I’m on my way to Sirius for some woof,

for some warp, I used my pocketknife to cut

 

three holes in the brown bag and placed it over

my head, ready for transgression, as I plotted

 

a course I noticed a tender caterpillar

in the passenger seat, I extended a finger

 

and placed her in the glove compartment

to take a breather, to grow into my silk ear.

 

Peter Jay Shippy‘s first book, Thieves’ Latin (University of Iowa Press) won the 2002 Iowa Poetry Prize.

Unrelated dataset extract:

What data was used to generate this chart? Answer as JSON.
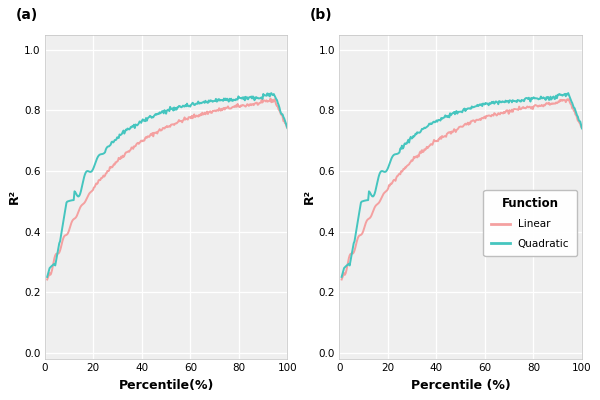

BlazeVOX Books published Alphaville, an abecedarian suite, in 2006. Rose Metal Press released How to Build the Ghost in Your Attic in 2007. Saturnalia Books published A Spell of Songs in 2013. His work has been published in numerous journals, including The American Poetry Review, Fence, FIELD, The Iowa Review, McSweeney’s Internet Tendencyand Ploughshares, among others.